Whoopee!  Removed!  Celebrate? Oh no!  Continue to Clear is the next process.  Then to level the concrete floor with 'ragreage' or levelling compound. 
She should be joyous but depression leaves her flat.
She tries try to rise above the darkness, the depth and tiredness, taking vitamins B and B6, Co-enzyme Q10, Rhodiola (Arctic Root) and also she knows the anti-depressants are raging, adding ti the depressional vaguaries.
Struggling above a surface of support, she lifts herself to an upright position off the floor, to tell herself to get on with it!   IT being the next task.
She should feel glad that she will be able to do something different on the next of these renovation days.
Were those days any better than the days of anxiety when she could justabout search for a house to buy? All the days when she knew something was desperately wrong  not knowing how to solve the bizarre oppositional dilemma without losing her dream.

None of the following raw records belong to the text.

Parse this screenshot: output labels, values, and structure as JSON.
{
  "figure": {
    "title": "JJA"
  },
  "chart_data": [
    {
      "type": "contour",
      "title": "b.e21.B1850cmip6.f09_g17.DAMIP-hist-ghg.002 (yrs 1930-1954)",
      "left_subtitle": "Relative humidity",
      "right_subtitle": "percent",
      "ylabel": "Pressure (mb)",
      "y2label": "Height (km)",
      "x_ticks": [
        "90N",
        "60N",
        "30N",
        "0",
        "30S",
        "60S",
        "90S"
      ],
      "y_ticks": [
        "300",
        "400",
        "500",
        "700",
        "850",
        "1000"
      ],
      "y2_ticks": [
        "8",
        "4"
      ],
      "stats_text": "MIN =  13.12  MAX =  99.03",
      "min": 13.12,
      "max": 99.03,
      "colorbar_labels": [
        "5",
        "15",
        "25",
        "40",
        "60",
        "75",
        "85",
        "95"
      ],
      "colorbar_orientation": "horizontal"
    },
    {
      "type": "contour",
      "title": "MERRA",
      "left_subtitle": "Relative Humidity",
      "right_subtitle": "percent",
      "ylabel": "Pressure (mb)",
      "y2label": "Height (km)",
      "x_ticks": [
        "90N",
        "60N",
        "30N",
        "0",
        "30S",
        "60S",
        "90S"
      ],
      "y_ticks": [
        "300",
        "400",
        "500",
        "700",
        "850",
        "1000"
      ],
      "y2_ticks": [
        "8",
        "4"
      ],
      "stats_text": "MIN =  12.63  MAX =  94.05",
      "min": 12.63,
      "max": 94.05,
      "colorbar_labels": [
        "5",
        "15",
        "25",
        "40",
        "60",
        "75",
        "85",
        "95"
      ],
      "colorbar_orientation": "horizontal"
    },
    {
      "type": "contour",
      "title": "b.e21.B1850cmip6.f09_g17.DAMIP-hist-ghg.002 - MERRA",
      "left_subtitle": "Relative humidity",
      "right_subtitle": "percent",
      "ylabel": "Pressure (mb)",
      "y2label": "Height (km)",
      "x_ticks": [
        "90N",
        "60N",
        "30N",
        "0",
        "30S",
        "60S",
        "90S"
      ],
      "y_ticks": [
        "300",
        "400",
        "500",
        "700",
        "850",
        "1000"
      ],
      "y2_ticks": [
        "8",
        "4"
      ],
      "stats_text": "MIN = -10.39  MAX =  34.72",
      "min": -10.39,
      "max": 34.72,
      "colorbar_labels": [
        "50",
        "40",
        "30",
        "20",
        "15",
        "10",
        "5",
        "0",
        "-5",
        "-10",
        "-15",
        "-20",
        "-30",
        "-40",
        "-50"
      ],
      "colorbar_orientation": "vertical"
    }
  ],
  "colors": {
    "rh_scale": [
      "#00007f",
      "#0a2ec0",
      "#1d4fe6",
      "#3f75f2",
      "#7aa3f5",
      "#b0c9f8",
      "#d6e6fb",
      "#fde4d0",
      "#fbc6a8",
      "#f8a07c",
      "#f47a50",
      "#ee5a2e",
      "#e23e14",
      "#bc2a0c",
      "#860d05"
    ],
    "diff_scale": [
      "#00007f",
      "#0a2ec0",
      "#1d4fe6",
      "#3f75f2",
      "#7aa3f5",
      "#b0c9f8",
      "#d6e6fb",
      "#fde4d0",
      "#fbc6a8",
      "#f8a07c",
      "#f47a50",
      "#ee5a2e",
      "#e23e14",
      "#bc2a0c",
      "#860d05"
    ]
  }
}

Restless in France wanted to be free from muddled anxiety and free to live. But her work in life was to become what she is doing. There is and was no escape.  She has responsibilities.  She is the caretaker of a French maison.

Back to thoughts to make her cry, to make her laugh, to make her ponder as she struggles to let them pass.  For thoughts make the anxiety and if she could let t go she would have nothing to worry about!!!!!!!

This tale is the end of those few hours on that day two years ago!